BACKGROUND: Lamivudine is a potent inhibitor of hepatitis B virus (HBV) replication. As other available HBV therapies, its efficacy is hampered by relapse after discontinuation and by the risk of viral breakthrough. A recent study suggests that pre-emptive lamivudine therapy improves survival in HBV renal transplants, but few data are available regarding its long-term use in this population. The clinical features, course and viral mutations associated with the emergence of viral resistance in this population have not been well studied.
METHODS: We followed 14 consecutive renal transplant patients treated with lamivudine for chronic hepatitis B. Breakthrough was defined as the reappearance of HBV DNA by hybridization. In patients with breakthrough, lamivudine was always continued and patients were followed up monthly. Mutations associated with viral resistance were determined by sequencing the polymerase encoding gene at the beginning of treatment and at the time of breakthrough.

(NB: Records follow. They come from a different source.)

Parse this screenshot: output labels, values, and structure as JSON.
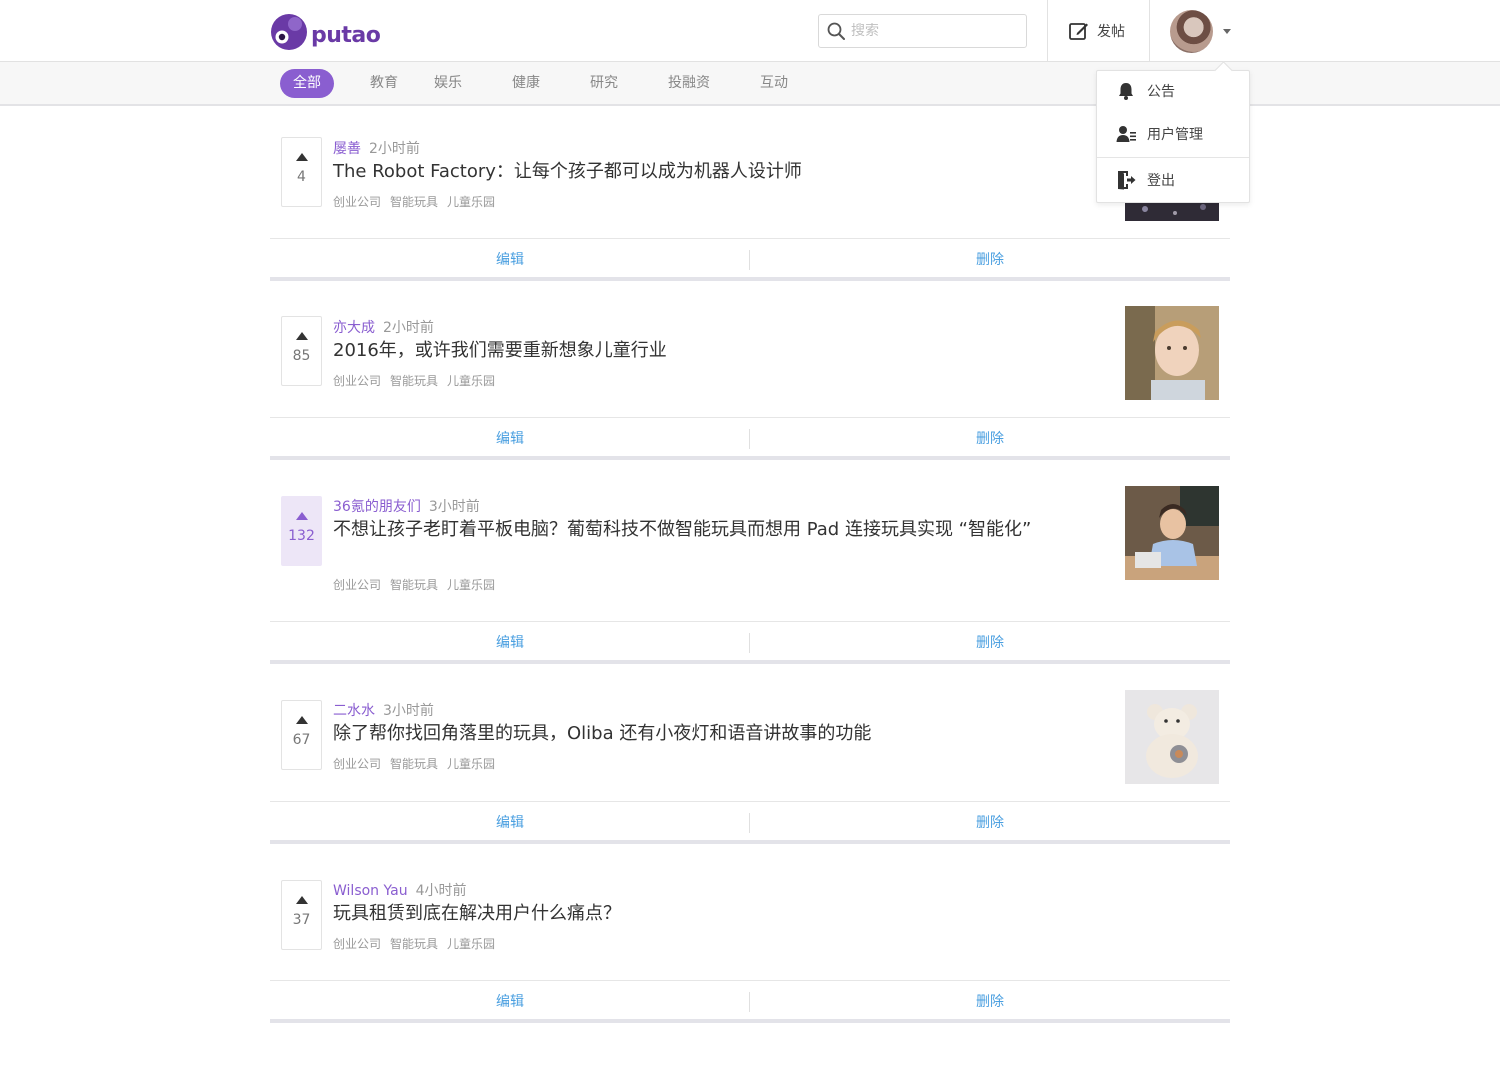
{
  "brand": {
    "name": "putao",
    "color": "#6a3aa6",
    "accent": "#8a5ed0"
  },
  "search": {
    "placeholder": "搜索"
  },
  "header": {
    "post_label": "发帖"
  },
  "nav": {
    "tabs": [
      {
        "label": "全部"
      },
      {
        "label": "教育"
      },
      {
        "label": "娱乐"
      },
      {
        "label": "健康"
      },
      {
        "label": "研究"
      },
      {
        "label": "投融资"
      },
      {
        "label": "互动"
      }
    ]
  },
  "user_menu": {
    "items": [
      {
        "label": "公告"
      },
      {
        "label": "用户管理"
      },
      {
        "label": "登出"
      }
    ]
  },
  "actions": {
    "edit": "编辑",
    "delete": "删除"
  },
  "posts": [
    {
      "votes": "4",
      "voted": false,
      "author": "屡善",
      "time": "2小时前",
      "title": "The Robot Factory：让每个孩子都可以成为机器人设计师",
      "tags": [
        "创业公司",
        "智能玩具",
        "儿童乐园"
      ]
    },
    {
      "votes": "85",
      "voted": false,
      "author": "亦大成",
      "time": "2小时前",
      "title": "2016年，或许我们需要重新想象儿童行业",
      "tags": [
        "创业公司",
        "智能玩具",
        "儿童乐园"
      ]
    },
    {
      "votes": "132",
      "voted": true,
      "author": "36氪的朋友们",
      "time": "3小时前",
      "title": "不想让孩子老盯着平板电脑？葡萄科技不做智能玩具而想用 Pad 连接玩具实现 “智能化”",
      "tags": [
        "创业公司",
        "智能玩具",
        "儿童乐园"
      ]
    },
    {
      "votes": "67",
      "voted": false,
      "author": "二水水",
      "time": "3小时前",
      "title": "除了帮你找回角落里的玩具，Oliba 还有小夜灯和语音讲故事的功能",
      "tags": [
        "创业公司",
        "智能玩具",
        "儿童乐园"
      ]
    },
    {
      "votes": "37",
      "voted": false,
      "author": "Wilson Yau",
      "time": "4小时前",
      "title": "玩具租赁到底在解决用户什么痛点？",
      "tags": [
        "创业公司",
        "智能玩具",
        "儿童乐园"
      ]
    }
  ]
}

RESULTS: The median duration of treatment was 64.5 months. Resistance to lamivudine appeared in eight patients (57%) after a median duration of treatment of 15 (9-24) months. During a 51 month follow-up after breakthrough, only three of eight patients had a flare-up with alanine aminotransferase levels more than 5 ULN, and no hepatic decompensation was observed. Analysis of HBV sequencing after breakthrough revealed specific resistance mutations in both the B and C domains of the polymerase (rtL180M/M204V, n = 5; rtM204I, n = 2).
CONCLUSION: Lamivudine is a safe and effective treatment of active hepatitis B in renal transplant patients. Resistance to treatment is frequent but seems to have little clinical impact over the considered period. In our experience, the YMDD mutation accounts for most cases of virological escape in patients with good compliance.